The sheer weight of numbers was immense. Amacha’s army had been swelled to over ten thousand, and Kerestyn had more than that, a wave of soldiers that had washed over the land and now teetered on the edge of breaking. From the city walls, they melted into two huge pools of blades and guns and armour. The front ranks were foot soldiers, horses pawing at the dirt and manxthwa loping back and forth, the soldiers standing ready, hair damp with perspiration. Behind them were riflemen, most in rows but some gathered in little clusters, cleaning and checking their weaponry. Further from the front ranks, the tents began, angular polygons of colour ranging from simple and utilitarian to complex and grandiose.
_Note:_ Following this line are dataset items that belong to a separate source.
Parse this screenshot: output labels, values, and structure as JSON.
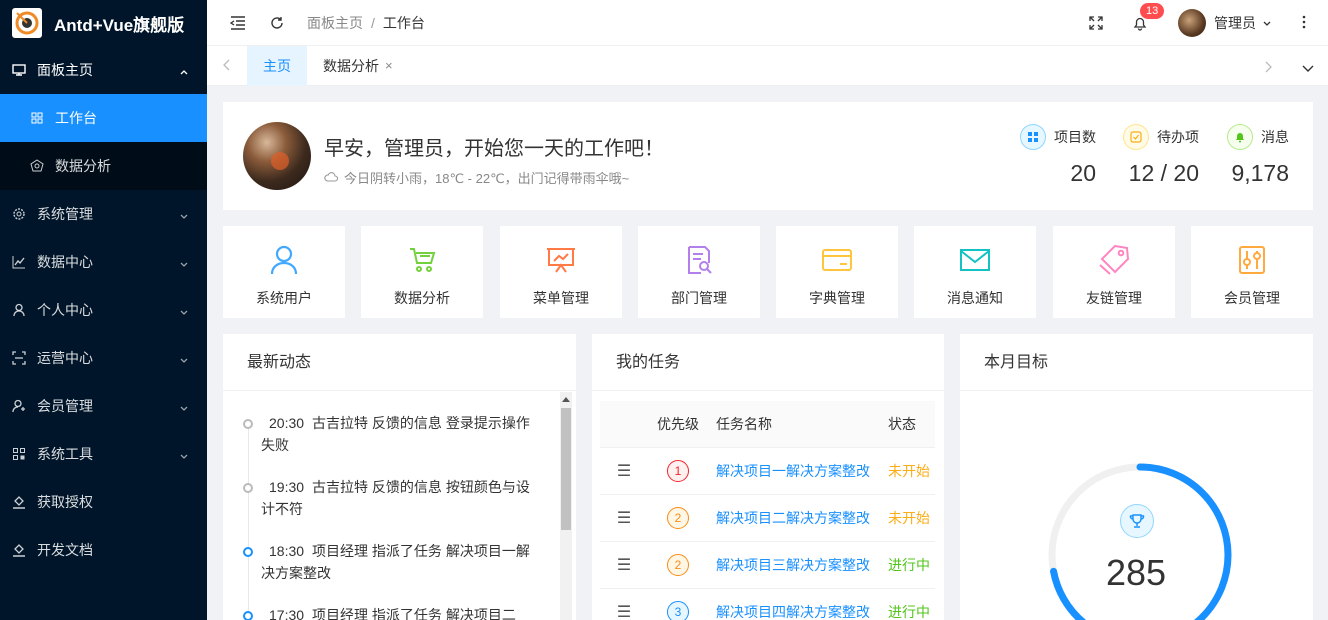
{
  "app": {
    "title": "Antd+Vue旗舰版"
  },
  "sidebar": {
    "items": [
      {
        "label": "面板主页",
        "icon": "monitor-icon",
        "open": true
      },
      {
        "label": "工作台",
        "icon": "dashboard-icon",
        "active": true
      },
      {
        "label": "数据分析",
        "icon": "analysis-icon"
      },
      {
        "label": "系统管理",
        "icon": "gear-icon"
      },
      {
        "label": "数据中心",
        "icon": "chart-icon"
      },
      {
        "label": "个人中心",
        "icon": "user-icon"
      },
      {
        "label": "运营中心",
        "icon": "scan-icon"
      },
      {
        "label": "会员管理",
        "icon": "member-icon"
      },
      {
        "label": "系统工具",
        "icon": "tools-icon"
      },
      {
        "label": "获取授权",
        "icon": "auth-icon"
      },
      {
        "label": "开发文档",
        "icon": "docs-icon"
      }
    ]
  },
  "header": {
    "breadcrumb": [
      "面板主页",
      "工作台"
    ],
    "separator": "/",
    "notification_count": "13",
    "user": "管理员"
  },
  "tabs": [
    {
      "label": "主页",
      "active": true
    },
    {
      "label": "数据分析",
      "closable": true,
      "close_glyph": "×"
    }
  ],
  "welcome": {
    "greeting": "早安，管理员，开始您一天的工作吧！",
    "weather": "今日阴转小雨，18℃ - 22℃，出门记得带雨伞哦~",
    "stats": [
      {
        "label": "项目数",
        "value": "20",
        "color": "#1890ff"
      },
      {
        "label": "待办项",
        "value": "12 / 20",
        "color": "#faad14"
      },
      {
        "label": "消息",
        "value": "9,178",
        "color": "#52c41a"
      }
    ]
  },
  "shortcuts": [
    {
      "label": "系统用户",
      "icon": "user-icon",
      "color": "#40a9ff"
    },
    {
      "label": "数据分析",
      "icon": "cart-icon",
      "color": "#73d13d"
    },
    {
      "label": "菜单管理",
      "icon": "presentation-icon",
      "color": "#ff7a45"
    },
    {
      "label": "部门管理",
      "icon": "document-search-icon",
      "color": "#b37feb"
    },
    {
      "label": "字典管理",
      "icon": "card-icon",
      "color": "#ffc53d"
    },
    {
      "label": "消息通知",
      "icon": "mail-icon",
      "color": "#13c2c2"
    },
    {
      "label": "友链管理",
      "icon": "tag-icon",
      "color": "#ff85c0"
    },
    {
      "label": "会员管理",
      "icon": "slider-icon",
      "color": "#ffa940"
    }
  ],
  "activity": {
    "title": "最新动态",
    "items": [
      {
        "time": "20:30",
        "text": "古吉拉特 反馈的信息 登录提示操作失败",
        "dot": "gray"
      },
      {
        "time": "19:30",
        "text": "古吉拉特 反馈的信息 按钮颜色与设计不符",
        "dot": "gray"
      },
      {
        "time": "18:30",
        "text": "项目经理 指派了任务 解决项目一解决方案整改",
        "dot": "blue"
      },
      {
        "time": "17:30",
        "text": "项目经理 指派了任务 解决项目二",
        "dot": "blue"
      }
    ]
  },
  "tasks": {
    "title": "我的任务",
    "columns": [
      "优先级",
      "任务名称",
      "状态"
    ],
    "rows": [
      {
        "priority": "1",
        "name": "解决项目一解决方案整改",
        "status": "未开始",
        "state": "wait"
      },
      {
        "priority": "2",
        "name": "解决项目二解决方案整改",
        "status": "未开始",
        "state": "wait"
      },
      {
        "priority": "2",
        "name": "解决项目三解决方案整改",
        "status": "进行中",
        "state": "run"
      },
      {
        "priority": "3",
        "name": "解决项目四解决方案整改",
        "status": "进行中",
        "state": "run"
      }
    ]
  },
  "goal": {
    "title": "本月目标",
    "value": "285",
    "progress": 0.72,
    "color": "#1890ff"
  }
}
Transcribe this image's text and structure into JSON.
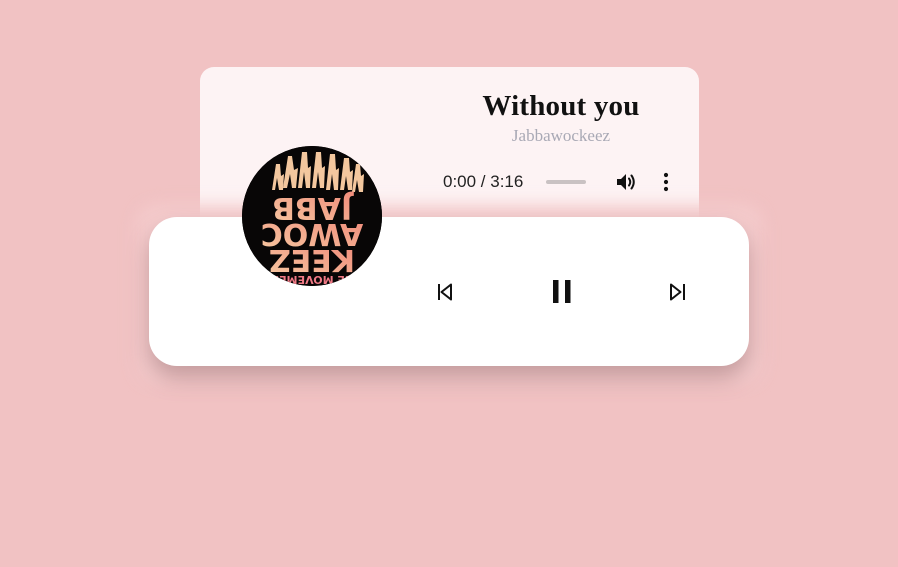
{
  "track": {
    "title": "Without you",
    "artist": "Jabbawockeez"
  },
  "audio": {
    "time": "0:00 / 3:16",
    "progress": 0
  },
  "cover_art": {
    "text_lines": [
      "JABB",
      "AWOC",
      "KEEZ",
      "THE MOVEMENT"
    ],
    "rotation": "upside-down"
  },
  "controls": {
    "prev_icon": "skip-previous-icon",
    "play_pause_icon": "pause-icon",
    "next_icon": "skip-next-icon",
    "volume_icon": "volume-icon",
    "more_icon": "more-vertical-icon"
  },
  "colors": {
    "background": "#f1c2c3",
    "card": "#fdf3f4",
    "panel": "#ffffff",
    "artist_text": "#a9a9b5"
  }
}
Where the battle lines were still, the rear of the armies was a swarm of activity, a constant shifting of supplies, troops, and information. Tents were being erected; cannons were being repaired; armour was fixed or handed out. To the east, the enormous beige walls of Axekami were a frowning barrier that dwarfed them all to insignificance, stretching to either side of the battlefield and curving out of sight, a bristling mass of guard-towers behind which the jumble of the city’s streets could be seen cluttering their way up the hill towards the Imperial Keep, its gold walls paled by distance.
The two vast forces shimmered in the heat haze, waiting.
The armies of Blood Kerestyn had begun their march on the capital some days ago, but they were slow, detouring to amalgamate with other, smaller forces on the way, minor families who had allied themselves with the Kerestyn cause. A furth
er delay was caused by the need to skirt Blood Koli’s lands around Mataxa Bay. The Barak Koli had firmly allied himself with Sonmaga, for better or worse.
Blood Kerestyn had been ousted from the throne by Blood Erinima over a matter of dishonour, not warfare. The last Kerestyn Blood Emperor, Mamis, had lied to the council of nobles over a matter of great importance and been discovered. He had done the sensible thing and abdicated, for the council had given a unanimous vote of no-confidence in their ruler after that; Anais’s father had filled the void. But though Kerestyn had lost the might of the Imperial Guards, which were sworn to protect the Blood Emperor or Empress regardless of their family, they had retained the vast strength which had won them the throne in the first place. And they had bided their time, waiting for an opportunity just such as this.
Sonmaga tu Amacha was no less ambitious, but his ambition outstripped his means somewhat in this matter. He believed passionately that the Heir-Empress should be removed from the line of succession, even if Anais stayed as Empress. If only that cursed Mishani woman had done what she was supposed to, then all this could have been averted. He didn’t want a civil war, principally because he suspected he would lose it. In ten years, when he had enough support, when his plans had come to fruition . . . maybe then would be the time to strike. But getting rid of the Aberrant Heir-Empress would solve all their problems. Kerestyn would no longer have a righteous cause motivating them, and their support would swiftly peel away if they chose to press their suit upon the capital. He wished he’d just had Purloch kill the little bitch when he had the chance, instead of settling for a lock of her hair; but Purloch had disappeared the moment he was paid, and had not been found since.